Bennett's speech mostly dwelled on domestic issues, but he expressed opposition to U.S. efforts to revive Iran's nuclear deal with world powers.

"Israel will not allow Iran to arm itself with nuclear weapons," Bennett said, vowing to maintain Netanyahu's confrontational policy. "Israel will not be a party to the agreement and will continue to preserve full freedom of action."

Bennett nevertheless thanked Mr. Biden and the U.S. for its decades of support for Israel.

Netanyahu, speaking after him, vowed to return to power. He predicted the incoming government would be weak on Iran and give in to U.S. demands to make concessions to the Palestinians.

"If it is destined for us to be in the opposition, we will do it with our backs straight until we topple this dangerous government and return to lead the country in our way," he said.

The new government is promising a return to normalcy after a tumultuous two years that saw four elections, an 11-day Gaza war last month and a coronavirus outbreak that devastated the economy before it was largely brought under control by a successful vaccination campaign.

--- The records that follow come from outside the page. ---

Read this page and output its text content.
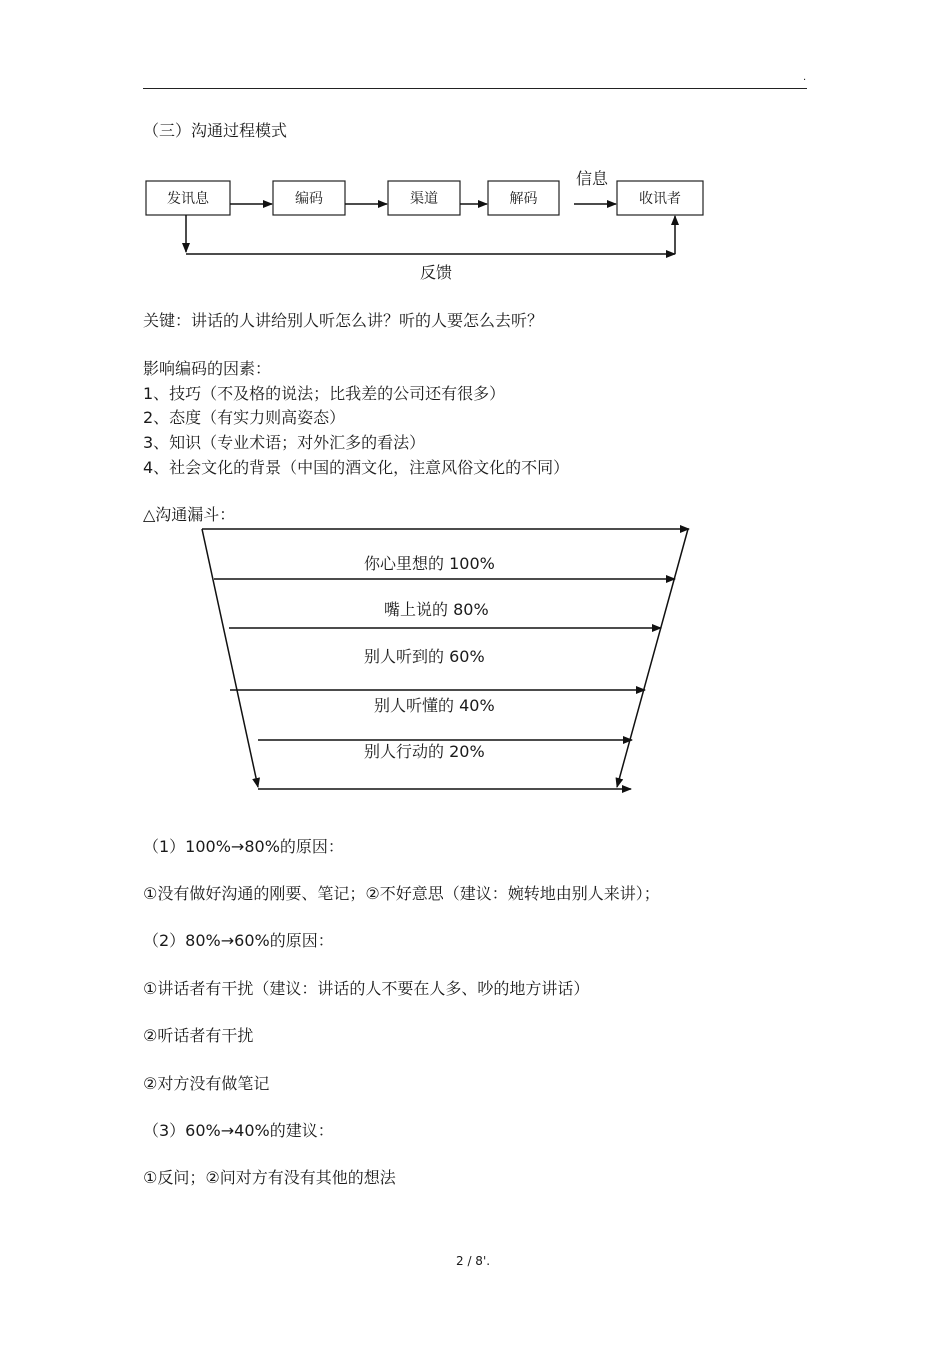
.
（三）沟通过程模式
发讯息	编码	渠道	解码	收讯者
信息
反馈
关键：讲话的人讲给别人听怎么讲？听的人要怎么去听？
影响编码的因素：
1、技巧（不及格的说法；比我差的公司还有很多）
2、态度（有实力则高姿态）
3、知识（专业术语；对外汇多的看法）
4、社会文化的背景（中国的酒文化，注意风俗文化的不同）
△沟通漏斗：
你心里想的 100%
嘴上说的 80%
别人听到的 60%
别人听懂的 40%
别人行动的 20%
（1）100%→80%的原因：
①没有做好沟通的刚要、笔记；②不好意思（建议：婉转地由别人来讲）；
（2）80%→60%的原因：
①讲话者有干扰（建议：讲话的人不要在人多、吵的地方讲话）
②听话者有干扰
②对方没有做笔记
（3）60%→40%的建议：
①反问；②问对方有没有其他的想法
2 / 8'.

The driving force behind the coalition is Yair Lapid, a political centrist who will become prime minister in two years, if the government lasts that long.

He called off a planned speech to parliament, instead saying he was ashamed that his 86-year-old mother had to witness the raucous behavior of his opponents. In a brief speech, he asked for "forgiveness from my mother."

"I wanted her to be proud of the democratic process in Israel. Instead she, along with every citizen of Israel, is ashamed of you and remembers clearly why it's time to replace you," he said.